First, the heart check: is the character carrying forward her emotional experience up to this point? If something angered her in the last chapter, that should still be throwing off some heat. If she’s anxious, that should color what she says. If the story is in first person or close third, then everything in the scene should be filtered through her state of mind, even the description of objects. The most effective and authentic way to accomplish this is to carry that state of mind inside yourself. This will allow you to go beyond the analytic (she should) and experience the filtering directly in an act of sympathetic imagination (she would). I assign this to my heart simply as a way of ordering the experience. What I’m talking about here is deep identification with our characters.

Next, the gut check: is there tension?
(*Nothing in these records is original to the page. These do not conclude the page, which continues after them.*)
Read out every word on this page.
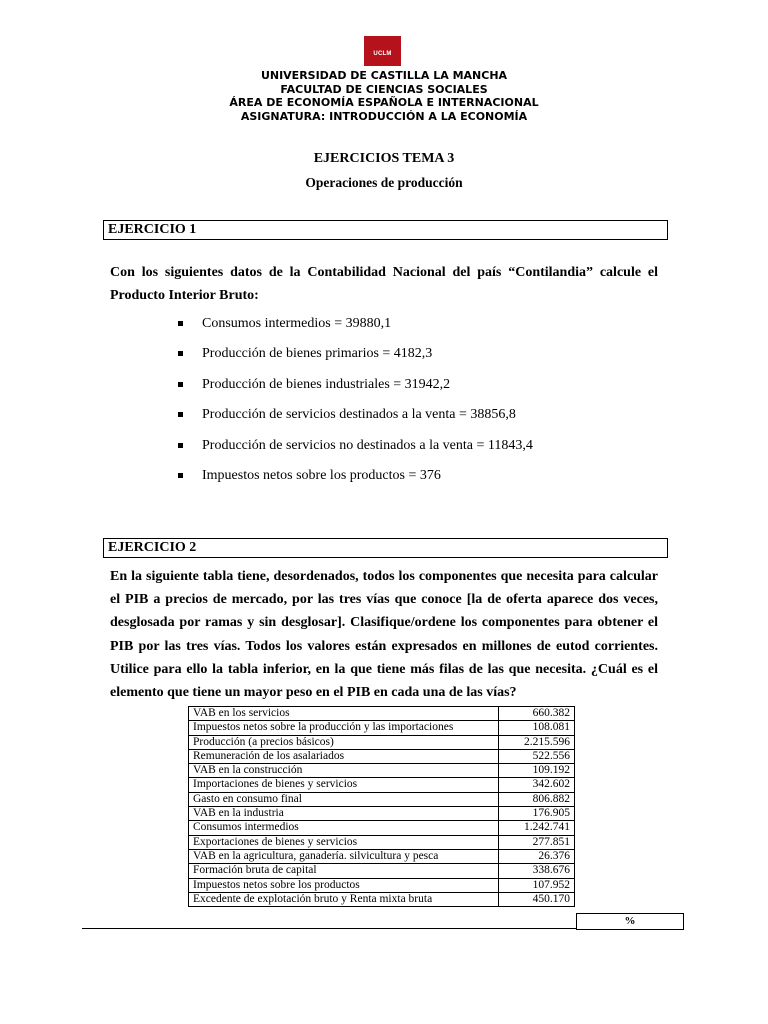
UCLM
UNIVERSIDAD DE CASTILLA LA MANCHA
FACULTAD DE CIENCIAS SOCIALES
ÁREA DE ECONOMÍA ESPAÑOLA E INTERNACIONAL
ASIGNATURA: INTRODUCCIÓN A LA ECONOMÍA
EJERCICIOS TEMA 3
Operaciones de producción
EJERCICIO 1
Con los siguientes datos de la Contabilidad Nacional del país “Contilandia” calcule el Producto Interior Bruto:
Consumos intermedios = 39880,1
Producción de bienes primarios = 4182,3
Producción de bienes industriales = 31942,2
Producción de servicios destinados a la venta = 38856,8
Producción de servicios no destinados a la venta = 11843,4
Impuestos netos sobre los productos = 376
EJERCICIO 2
En la siguiente tabla tiene, desordenados, todos los componentes que necesita para calcular el PIB a precios de mercado, por las tres vías que conoce [la de oferta aparece dos veces, desglosada por ramas y sin desglosar]. Clasifique/ordene los componentes para obtener el PIB por las tres vías. Todos los valores están expresados en millones de eutod corrientes. Utilice para ello la tabla inferior, en la que tiene más filas de las que necesita. ¿Cuál es el elemento que tiene un mayor peso en el PIB en cada una de las vías?
VAB en los servicios	660.382
Impuestos netos sobre la producción y las importaciones	108.081
Producción (a precios básicos)	2.215.596
Remuneración de los asalariados	522.556
VAB en la construcción	109.192
Importaciones de bienes y servicios	342.602
Gasto en consumo final	806.882
VAB en la industria	176.905
Consumos intermedios	1.242.741
Exportaciones de bienes y servicios	277.851
VAB en la agricultura, ganadería. silvicultura y pesca	26.376
Formación bruta de capital	338.676
Impuestos netos sobre los productos	107.952
Excedente de explotación bruto y Renta mixta bruta	450.170
%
Would a reader need to read on? Is there a mystery, a worry, an unfulfilled desire, a conflict, or even just a disquieting imbalance, something that a reader would want to see through? As writers, we must try to anticipate the sensation of reading our work as honestly as we can. To captivate others, we have to captivate ourselves. As you write, is your stomach so tense that the world outside falls away? Or do you find yourself starting to skim? The feedback of your body doesn’t lie. I assign this one to my gut, which is where I actually experience this kind of independent processing. What I’m talking about here, of course, is our identification with our readers.

Last, I return to the mind, which is also where I start. The mind has the biggest job. Character development, dialogue, plot, setting, language, metaphor, the list goes on and on…. Writing is submersive. You have to bring all your talents and faculties to bear. But that is how we can spend so many hours by ourselves at the computer, or with nothing but pen and paper. We carry inside us more than one experience, more than one person. We create a world outside ourselves by expanding the one inside.